さて、先日は「大国中国の民衆白書」の出版記念パーティーにお招きくださり、まことにありがとうございました。また、その際、顧様の編著になる同名の著書を頂戴し、ありがとうございました。早速読ませていただきました。
中国と日本は交流の歴史も古く、地理的距離も近いのに、お互いに相手の国の民衆が何を考え、どんな生活を送っているかは意外と知られていません。特にこの20年は、一方が失われた20年、他方が急成長の20年で、既存の尺度では図れない大きな変化が生じています。
幸いにも、近年中国から来日する中国人観光客が増加の一途をたどっており、最新の日本の事情については、これら観光客が持ち帰るみやげ話と共に理解の輪が広がる可能性がありますが、日本人の中国理解は中国が大きすぎることもあり、なかなか進んでいないようです。マスコミやネットを通じて流れてくる中国脅威論や中国膨張論に惑わされることなく、等身大の中国人の暮らしぶりを垣間見るには、この本はとても時宜を得た出版と思います。
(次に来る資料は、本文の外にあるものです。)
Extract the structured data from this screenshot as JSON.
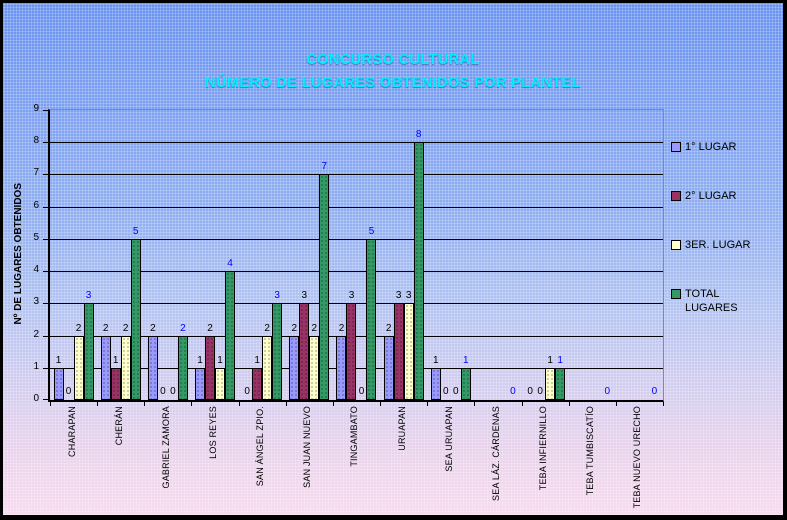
{
  "title": {
    "line1": "CONCURSO CULTURAL",
    "line2": "NÚMERO DE LUGARES OBTENIDOS POR PLANTEL",
    "color": "#00EEFF"
  },
  "y_axis": {
    "title": "Nº DE LUGARES OBTENIDOS",
    "min": 0,
    "max": 9,
    "tick_step": 1
  },
  "legend": {
    "position": "right",
    "items": [
      {
        "label": "1° LUGAR",
        "color": "#9999FF"
      },
      {
        "label": "2° LUGAR",
        "color": "#993366"
      },
      {
        "label": "3ER. LUGAR",
        "color": "#FFFFCC"
      },
      {
        "label": "TOTAL\nLUGARES",
        "color": "#339966"
      }
    ]
  },
  "chart_data": {
    "type": "bar",
    "title": "CONCURSO CULTURAL — NÚMERO DE LUGARES OBTENIDOS POR PLANTEL",
    "xlabel": "",
    "ylabel": "Nº DE LUGARES OBTENIDOS",
    "ylim": [
      0,
      9
    ],
    "grid": true,
    "legend_position": "right",
    "categories": [
      "CHARAPAN",
      "CHERÁN",
      "GABRIEL ZAMORA",
      "LOS REYES",
      "SAN ÁNGEL ZPIO.",
      "SAN JUAN NUEVO",
      "TINGAMBATO",
      "URUAPAN",
      "SEA URUAPAN",
      "SEA LÁZ. CÁRDENAS",
      "TEBA INFIERNILLO",
      "TEBA TUMBISCATÍO",
      "TEBA NUEVO URECHO"
    ],
    "series": [
      {
        "name": "1° LUGAR",
        "color": "#9999FF",
        "label_color": "#000000",
        "values": [
          1,
          2,
          2,
          1,
          0,
          2,
          2,
          2,
          1,
          0,
          0,
          0,
          0
        ],
        "data_labels": [
          "1",
          "2",
          "2",
          "1",
          "0",
          "2",
          "2",
          "2",
          "1",
          "",
          "0",
          "",
          ""
        ]
      },
      {
        "name": "2° LUGAR",
        "color": "#993366",
        "label_color": "#000000",
        "values": [
          0,
          1,
          0,
          2,
          1,
          3,
          3,
          3,
          0,
          0,
          0,
          0,
          0
        ],
        "data_labels": [
          "0",
          "1",
          "0",
          "2",
          "1",
          "3",
          "3",
          "3",
          "0",
          "",
          "0",
          "",
          ""
        ]
      },
      {
        "name": "3ER. LUGAR",
        "color": "#FFFFCC",
        "label_color": "#000000",
        "values": [
          2,
          2,
          0,
          1,
          2,
          2,
          0,
          3,
          0,
          0,
          1,
          0,
          0
        ],
        "data_labels": [
          "2",
          "2",
          "0",
          "1",
          "2",
          "2",
          "0",
          "3",
          "0",
          "",
          "1",
          "",
          ""
        ]
      },
      {
        "name": "TOTAL LUGARES",
        "color": "#339966",
        "label_color": "#0000FF",
        "values": [
          3,
          5,
          2,
          4,
          3,
          7,
          5,
          8,
          1,
          0,
          1,
          0,
          0
        ],
        "data_labels": [
          "3",
          "5",
          "2",
          "4",
          "3",
          "7",
          "5",
          "8",
          "1",
          "0",
          "1",
          "0",
          "0"
        ]
      }
    ]
  }
}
何よりも、事実を淡々と数字に語らせているところがわかりやすいです。理屈を並べなくても、一目瞭然。中国には何か特別な人が住んでいるように思っていた人も、なんだ、自分たちと同じじゃないと思わせてくれます。訳文も素晴らしいです。元の文章が中国語であることを少しも感じさせないこなれた日本語が、この本をとても読みやすく、親しみやすくしています。それに日本語に訳しにくい単語はそのままにして、無理に訳そうとせず、章の末尾に「豆知識」としてまとめているのも素晴らしい試みです。「豆知識」だけを読んでも最新の中国事情が分かったような気持ちにさせてくれます。本が軽いのもいいですね。紙の質に秘密があるのかも知れませんが、カバンに入れて持ち歩くにはこの軽さが助かります。できるだけ多くの若い世代に読んでほしいと思いました。
素晴らしい本を世に送り出してくださり、ありがとうございます。
最後になりましたが、御社のますますのご発展と顧様の益々のご健勝、ご活躍をお祈りいたしております。